Printed on vellum in Bologna by Abraham ben Hayim of Pesaro for Joseph ben Abraham Caravita, this, the Hamishah humshe Torah was published on January, 25, 1482 with Aramaic paraphrase (Targum Onkelos) and commentary by Rashi (Solomon ben Isaac).

Rarer than copies of the Gutenberg Bible (49, per last census), and one of only twenty-eight surviving copies on vellum (with eleven survivors on paper), most incomplete, it was estimated to sell for $1,400,000 - $2,000,000 (€1,000,000-1,500,000;  £900,000-1,300,000), but ended up breaking several records with it's sale for $3.87 million, breaking the record for highest price paid for Hebrew Book as well as highest price paid for any printed work sold in France.

Arguably the most important book in the history of Hebrew printing and publishing, it incorporates the first appearance in print of the ancient Targum attributed to Onkelos. Rashi’s commentary, also included, was first published in Rome around a dozen years earlier. This first edition of the Pentateuch in its original language is the first Hebrew book with printed vowel and cantillation signs (those symbols beneath the letters).

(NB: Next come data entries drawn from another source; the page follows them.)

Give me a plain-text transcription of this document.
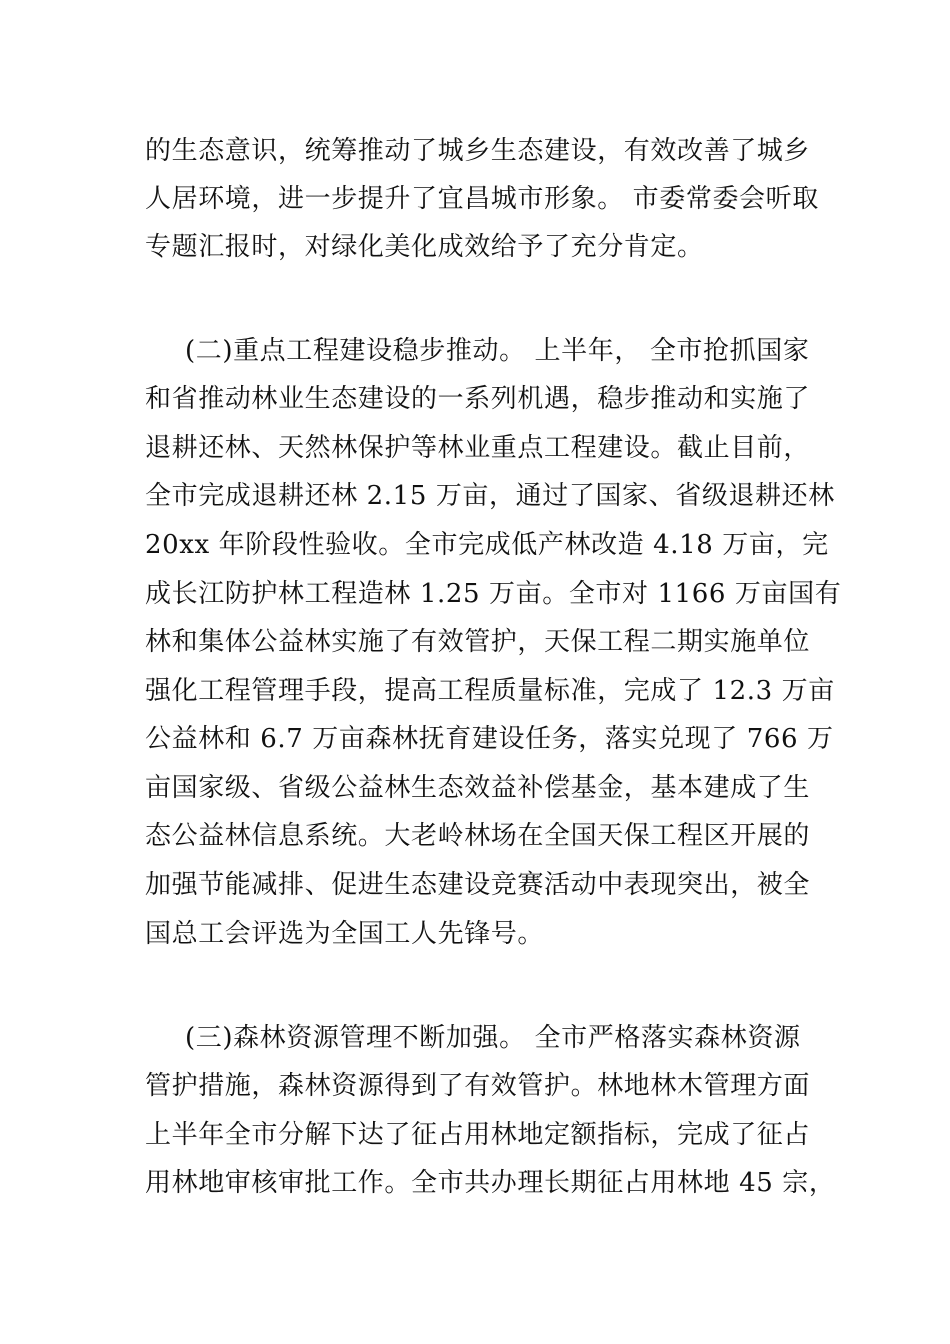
的生态意识，统筹推动了城乡生态建设，有效改善了城乡
人居环境，进一步提升了宜昌城市形象。 市委常委会听取
专题汇报时，对绿化美化成效给予了充分肯定。
(二)重点工程建设稳步推动。 上半年， 全市抢抓国家
和省推动林业生态建设的一系列机遇，稳步推动和实施了
退耕还林、天然林保护等林业重点工程建设。截止目前，
全市完成退耕还林 2.15 万亩，通过了国家、省级退耕还林
20xx 年阶段性验收。全市完成低产林改造 4.18 万亩，完
成长江防护林工程造林 1.25 万亩。全市对 1166 万亩国有
林和集体公益林实施了有效管护，天保工程二期实施单位
强化工程管理手段，提高工程质量标准，完成了 12.3 万亩
公益林和 6.7 万亩森林抚育建设任务，落实兑现了 766 万
亩国家级、省级公益林生态效益补偿基金，基本建成了生
态公益林信息系统。大老岭林场在全国天保工程区开展的
加强节能减排、促进生态建设竞赛活动中表现突出，被全
国总工会评选为全国工人先锋号。
(三)森林资源管理不断加强。 全市严格落实森林资源
管护措施，森林资源得到了有效管护。林地林木管理方面
上半年全市分解下达了征占用林地定额指标，完成了征占
用林地审核审批工作。全市共办理长期征占用林地 45 宗，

Abraham ben Hayim may have started as a textile printer and dyer and/or bookbinder in Pesaro. His first recorded printing press stood at Ferrara in 1477, which produced two books, beginning with Levi ben Gershom’s Be’ur sefer lyov (Commentary on the Book of Job), edited and/or financed by Nathan of Salò; then it completed - about two thirds of the text - Jacob ben Asher’s Tur yoreh de’ah (Teacher of Knowledge), which had been started at the press of Abraham ben Solomon Conat in Mantua. At his second press, in Bologna, Abraham ben Hayim worked for Joseph ben Abraham, a member of the Caravita, an influential Jewish family of bankers.

3 bidders bid the book up to it's final sale price, the buyer choosing to remain anonymous. Over the last hundred years only two copies of this rare edition have come to auction: the first in
1970, printed on vellum and complete, the second in 1998, printed on paper and missing eight
pages. The Pentateuch to be presented next April is printed on vellum, complete (apart from the
rear free end paper) and in exceptionally fresh condition.